Türkiye'de politika değişmeyecek: Saldır ve kazan! İktidar tarafı muhalif istemiyor. "Müsademe-i efkâr" istemiyor. Fikir müsademelerinden kıvılcımlar çıkmasın! Her şeyi biz biliriz, her şeyi biz...
Türkiye'de politika değişmeyecek: Saldır ve kazan! İktidar tarafı muhalif istemiyor. "Müsademe-i efkâr" istemiyor. Fikir müsademelerinden kıvılcımlar çıkmasın! Her şeyi biz biliriz, her şeyi biz yaparız...
Önceki akşam, virüs meselesinde hangi noktaya geldiğimizden, normalleşme için atılan adımlardan bahsederken, merakla bekledim, ne zaman ana muhalefet partisine yüklenecek?
Dikkat ederseniz, diğer partilerden hiçbirinin üzerine gitmiyor, tek partinin üzerine yürüyor. Yeni rejim, bir bakıma ittifak rejimi demek olduğu için, ana muhalefet partisine yüklenmek, diğer muhalif partilere yüklenmek manasına geliyor.
Şu dar zamanda, kardeşlikten, birlikten bu kadar sık bahsedildiği, aman politikacılar birbirine girmesin, halka kötü örnek olmasın, insanlarımız kamplaştırmasın, diye o kadar çok yazıldığı, söylendiği hâlde, Reis, haftalık nutkunda, ana muhalefet partisi nezdinde muhalefete, halkın virüsten soluk alamaz hâle geldiği şu zamanda, çok ama çok sert ifadeler kullanıyor.
Muhalefet partileri sözcüleri, iktidar partisine yüklenecekleri zaman, "Ak Parti'ye oy veren yurttaşlarımızı tenzih ederim." manasında birkaç söz ederler sonra söyleyeceklerini söylerler. Reis, nutuklarında dikkat ettim, "Oy verenleri tenzih ederim, yöneticileri, parti başkanı haddini bilmiyor..." gibi bir laf etmiyor, "Siz bu partiye oy verirseniz, her türlü cezaya müstahaksınız! Hiç acımayız!" demeye gelen sözler ediyor.

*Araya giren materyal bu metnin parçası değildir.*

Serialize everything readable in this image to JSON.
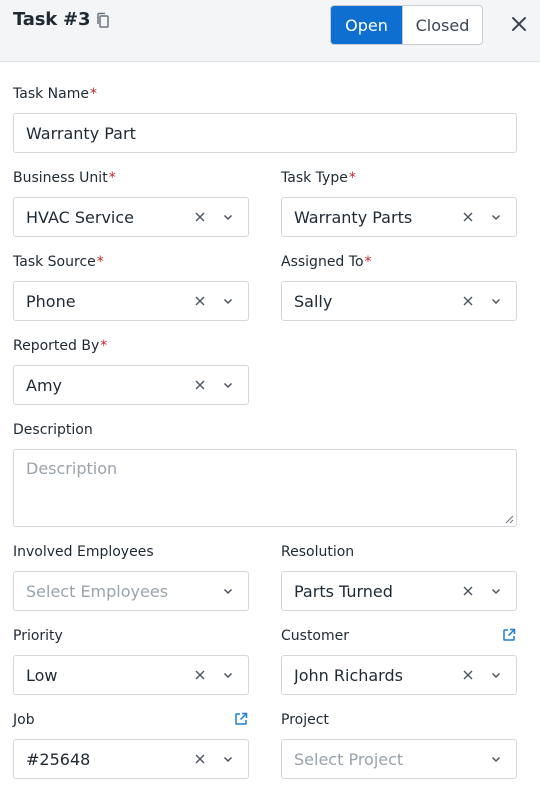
{
  "header": {
    "title": "Task #3",
    "status_options": [
      "Open",
      "Closed"
    ],
    "active_status": "Open"
  },
  "form": {
    "task_name": {
      "label": "Task Name",
      "required": "*",
      "value": "Warranty Part"
    },
    "business_unit": {
      "label": "Business Unit",
      "required": "*",
      "value": "HVAC Service"
    },
    "task_type": {
      "label": "Task Type",
      "required": "*",
      "value": "Warranty Parts"
    },
    "task_source": {
      "label": "Task Source",
      "required": "*",
      "value": "Phone"
    },
    "assigned_to": {
      "label": "Assigned To",
      "required": "*",
      "value": "Sally"
    },
    "reported_by": {
      "label": "Reported By",
      "required": "*",
      "value": "Amy"
    },
    "description": {
      "label": "Description",
      "placeholder": "Description"
    },
    "involved_employees": {
      "label": "Involved Employees",
      "placeholder": "Select Employees"
    },
    "resolution": {
      "label": "Resolution",
      "value": "Parts Turned"
    },
    "priority": {
      "label": "Priority",
      "value": "Low"
    },
    "customer": {
      "label": "Customer",
      "value": "John Richards"
    },
    "job": {
      "label": "Job",
      "value": "#25648"
    },
    "project": {
      "label": "Project",
      "placeholder": "Select Project"
    }
  },
  "colors": {
    "accent": "#0e6fd1",
    "required": "#c0242a",
    "placeholder": "#9aa3ab"
  },
  "icons": [
    "copy-icon",
    "close-icon",
    "clear-icon",
    "chevron-down-icon",
    "external-link-icon"
  ]
}
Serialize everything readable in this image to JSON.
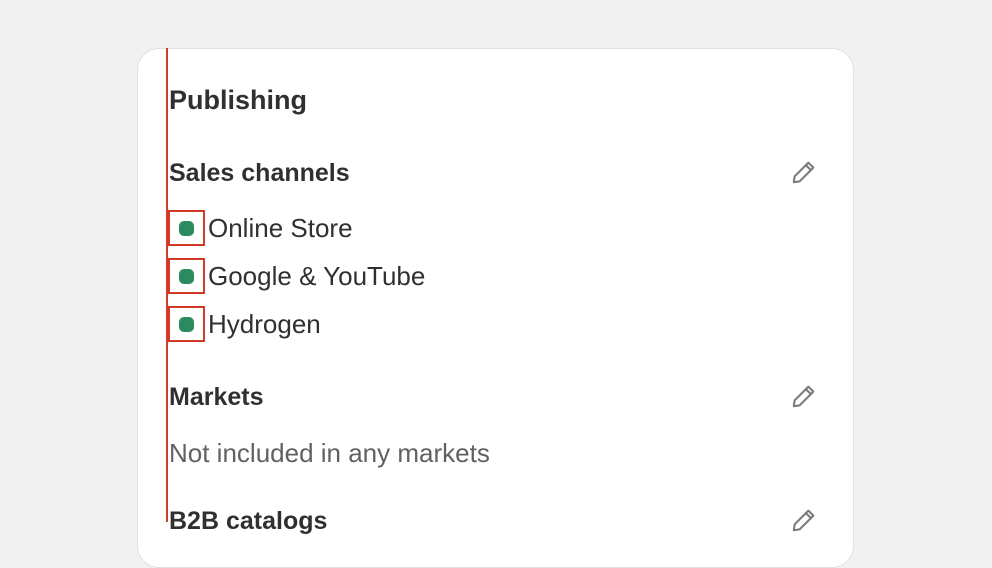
{
  "card": {
    "title": "Publishing"
  },
  "sales_channels": {
    "heading": "Sales channels",
    "edit_icon": "pencil-icon",
    "status_color": "#2b8a5e",
    "items": [
      {
        "label": "Online Store"
      },
      {
        "label": "Google & YouTube"
      },
      {
        "label": "Hydrogen"
      }
    ]
  },
  "markets": {
    "heading": "Markets",
    "edit_icon": "pencil-icon",
    "empty_text": "Not included in any markets"
  },
  "b2b": {
    "heading": "B2B catalogs",
    "edit_icon": "pencil-icon"
  },
  "colors": {
    "highlight": "#d23a2a",
    "status_dot": "#2b8a5e"
  }
}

Muhalif partilerin elindeki belediyelere reva görülen tavır, doğrudan doğruya halka tavırdır. Belediyeler, muhalefet partilerin devlet yönetiminde doğrudan söz sahibi olduğu, doğrudan hizmet verdiği alanlardır. Üst yönetim kendilerinde olduğu hâlde, hizmet alanlarının kısıtlanmasının manası, oy verenlerin de cezalandırılması demek değil midir?